I have a list of strings
elems := [n]string{...}
I want to perform a simple mapReduce operation, such that I
Map every string to a different string, let's say string -> $string
Reduce all the strings to one string with a separator, e.g. {s1, s2, s3} -> s1@s2@s3
all in all: {s1, s2, s3} -> $s1@$s2@$s3
What's the best way to do this?
I'm looking for efficiency and readability
Bonus points if it's generic enough to work not only on strings
For mapping just a list, you won't have much choice other than to go over each string. If the transform algo is time-consuming and you need speed, you can consider splitting the job and use a go routine. Finally you can use the strings.Join function which has an option to specify a separator, this normally performs the reduce part efficiently. The size of the dataset can also be a consideration, and for larger sized lists you may want to compare performance with strings.Join and your own customized algo and see if you want to use multiple go routines/channels to achieve what you want to.
If you don't need to do the 2 things separately, the end result can be achieved simply by using strings.Join()
:
package main
import (
"fmt"
"strings"
)
func main() {
a := []string{"a", "b", "c"}
p := "$"
fmt.Println(p + strings.Join(a[:], "@"+p))
}
prints $a@$b@$c
Go is explicitly NOT a functional programming language.
You map and reduce using a for loop.
a := []string{"a", "b", "c"}
result := "initvalue"
for n, i := range a {
result += i + string(n)
}
If you are not going to perform any sort of IO operations inside your map functions (means they are doing just some computations), making it concurrent would make it slower for sure and even if you are doing some IO, you should benchmark. Concurrency would not make things faster necessarily and some times add unnecessary complications. In many cases just a simple for loop is sufficient.
If the map functions here are IO bound or are doing some sort of computation heavy calculations that do benefit from going concurrent, solutions can vary.
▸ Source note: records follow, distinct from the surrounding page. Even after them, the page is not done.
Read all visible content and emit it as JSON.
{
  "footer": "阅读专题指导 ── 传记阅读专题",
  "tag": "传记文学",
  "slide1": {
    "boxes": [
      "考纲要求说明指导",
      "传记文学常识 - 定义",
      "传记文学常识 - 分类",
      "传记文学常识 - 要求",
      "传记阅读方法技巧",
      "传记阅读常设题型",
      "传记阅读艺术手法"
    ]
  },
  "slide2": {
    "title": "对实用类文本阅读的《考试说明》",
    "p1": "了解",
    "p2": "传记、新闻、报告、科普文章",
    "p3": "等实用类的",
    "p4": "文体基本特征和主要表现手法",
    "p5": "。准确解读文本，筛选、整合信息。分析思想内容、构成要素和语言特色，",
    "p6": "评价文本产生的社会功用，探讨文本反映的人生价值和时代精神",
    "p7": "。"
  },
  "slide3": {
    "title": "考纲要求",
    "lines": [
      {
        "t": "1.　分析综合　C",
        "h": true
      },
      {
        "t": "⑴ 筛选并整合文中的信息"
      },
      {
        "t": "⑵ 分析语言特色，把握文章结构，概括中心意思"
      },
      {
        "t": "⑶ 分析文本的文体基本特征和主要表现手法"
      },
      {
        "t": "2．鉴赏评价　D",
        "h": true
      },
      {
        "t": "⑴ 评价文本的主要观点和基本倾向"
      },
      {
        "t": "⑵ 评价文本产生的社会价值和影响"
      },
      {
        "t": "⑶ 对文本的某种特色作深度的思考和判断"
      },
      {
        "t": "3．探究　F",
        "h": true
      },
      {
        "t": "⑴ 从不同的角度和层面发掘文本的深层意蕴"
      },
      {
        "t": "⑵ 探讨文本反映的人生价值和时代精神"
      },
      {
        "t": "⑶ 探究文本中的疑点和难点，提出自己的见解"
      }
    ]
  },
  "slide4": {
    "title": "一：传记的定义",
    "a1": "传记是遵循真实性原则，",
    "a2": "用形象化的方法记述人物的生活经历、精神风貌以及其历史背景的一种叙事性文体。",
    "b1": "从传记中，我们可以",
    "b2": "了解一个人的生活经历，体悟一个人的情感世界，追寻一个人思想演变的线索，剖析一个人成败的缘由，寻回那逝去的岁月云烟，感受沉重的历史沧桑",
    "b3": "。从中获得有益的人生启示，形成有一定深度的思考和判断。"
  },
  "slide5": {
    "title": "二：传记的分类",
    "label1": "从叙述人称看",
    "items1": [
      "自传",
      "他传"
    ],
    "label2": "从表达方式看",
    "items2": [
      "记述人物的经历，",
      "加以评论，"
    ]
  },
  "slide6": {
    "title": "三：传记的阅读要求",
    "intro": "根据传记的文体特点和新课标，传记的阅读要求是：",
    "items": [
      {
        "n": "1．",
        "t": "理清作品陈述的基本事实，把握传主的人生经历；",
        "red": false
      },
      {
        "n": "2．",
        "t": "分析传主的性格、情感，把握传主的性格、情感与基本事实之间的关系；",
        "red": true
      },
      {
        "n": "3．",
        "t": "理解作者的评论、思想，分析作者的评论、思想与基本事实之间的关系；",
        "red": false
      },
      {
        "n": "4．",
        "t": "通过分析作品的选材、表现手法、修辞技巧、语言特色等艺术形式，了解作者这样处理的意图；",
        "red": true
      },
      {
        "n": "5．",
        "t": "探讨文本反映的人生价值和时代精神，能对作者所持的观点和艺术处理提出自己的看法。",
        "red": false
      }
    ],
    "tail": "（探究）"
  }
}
For example NATS can be used to go beyond one machine and distribute the workload.
This is a relatively simple sample. Reduce phase is not multistage and is blocking:
import (
"fmt"
"strings"
"sync"
"testing"
"github.com/stretchr/testify/assert"
)
type elem struct {
index int
value interface{}
}
func feed(elems []interface{}) <-chan elem {
result := make(chan elem)
go func() {
for k, v := range elems {
e := elem{
index: k,
value: v,
}
result <- e
}
close(result)
}()
return result
}
func mapf(
input <-chan elem,
mapFunc func(elem) elem) <-chan elem {
result := make(chan elem)
go func() {
for e := range input {
eres := mapFunc(e)
result <- eres
}
close(result)
}()
return result
}
// is blocking
func reducef(
input <-chan elem,
reduceFunc func([]interface{}) interface{}) interface{} {
buffer := make(map[int]interface{})
l := 0
for v := range input {
buffer[v.index] = v.value
if v.index > l {
l = v.index
}
}
data := make([]interface{}, l+1)
for k, v := range buffer {
data[k] = v
}
return reduceFunc(data)
}
func fanOutIn(
elemFeed <-chan elem,
mapFunc func(elem) elem, mapCount int,
reduceFunc func([]interface{}) interface{}) interface{} {
MR := make(chan elem)
wg := &sync.WaitGroup{}
for i := 0; i < mapCount; i++ {
mapResult := mapf(elemFeed, mapFunc)
wg.Add(1)
go func() {
defer wg.Done()
for v := range mapResult {
MR <- v
}
}()
}
go func() {
wg.Wait()
close(MR)
}()
return reducef(MR, reduceFunc)
}
func Test01(t *testing.T) {
elemFeed := feed([]interface{}{1, 2, 3})
finalResult := fanOutIn(
elemFeed,
func(e elem) elem {
return elem{
index: e.index,
value: fmt.Sprintf("[%v]", e.value),
}
},
3,
func(sl []interface{}) interface{} {
strRes := make([]string, len(sl))
for k, v := range sl {
strRes[k] = v.(string)
}
return strings.Join(strRes, ":")
})
assert.Equal(t, "[1]:[2]:[3]", finalResult)
}
And since it uses interface{}
as the element type, it can get generalized.